With a pair of orphaned gorgon whelps to care for, more animals she can shake a stick at, and her husband’s determination to make the world a perfect place for her, Bailey has her hands full. To protect everyone she loves, she must embrace her dubious role as the Calamity Queen and rain hell down on those who stand in her way.
The Flame Game is on.
Warning: this novel contains two fire-breathing unicorns on a napalm bender, action, adventure, chaos, mayhem, humor, and bodies. Proceed with caution.

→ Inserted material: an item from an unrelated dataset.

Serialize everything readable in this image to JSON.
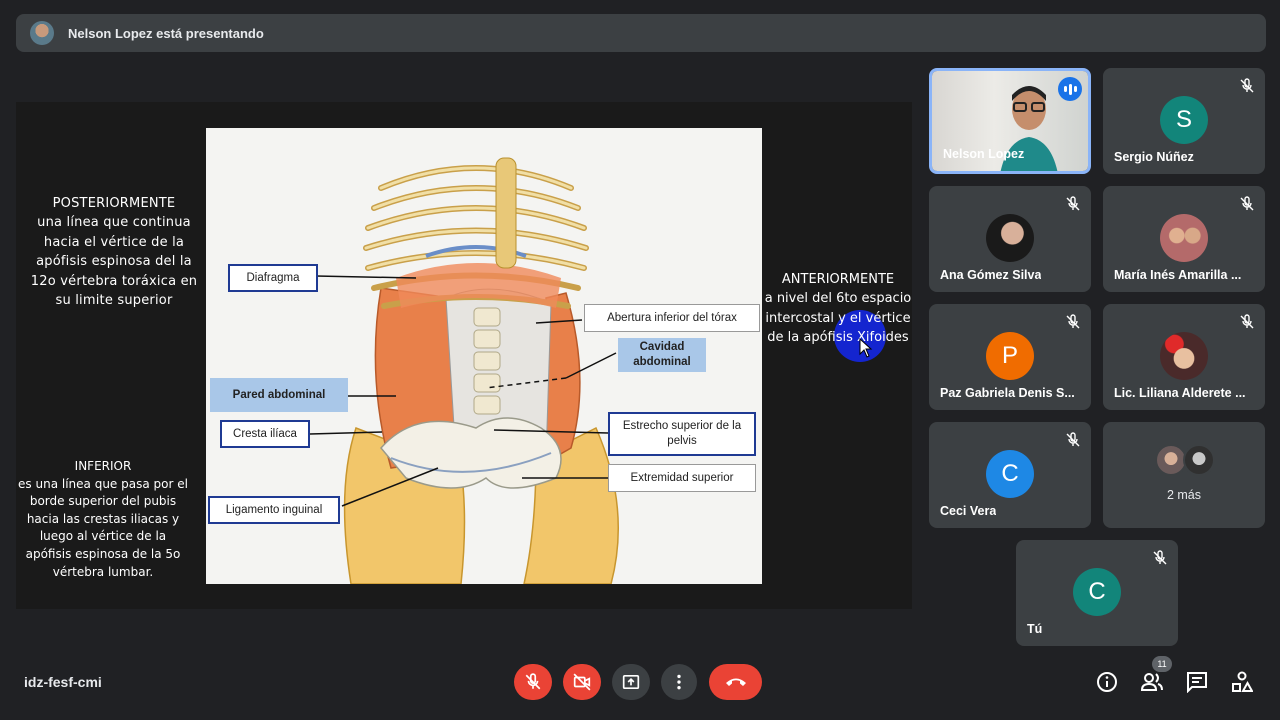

The Elvis impersonator made it through the rest of the predetermined speech and informed Quinn he could kiss the bride. My husband did an excellent job of redirecting my attention to him and only him.
Somebody needed to give his tongue a hazard rating, and as he wasn’t above cheating, he enhanced his claim over my lips with a touch of his incubus influence, warning me what I’d have in store for me after the eating, the brawling, and whatever else needed to happen before we could head to our suite.
Once he finished with me, all I could manage was a whispered, “You’re pure evil.”
He grinned at me. “And now you get to stew until I get you back to our room tonight. I will be the luckiest of men.”
“Are we going to fight over which one of us is the luckiest?”
“Absolutely. But only once we’re in bed.”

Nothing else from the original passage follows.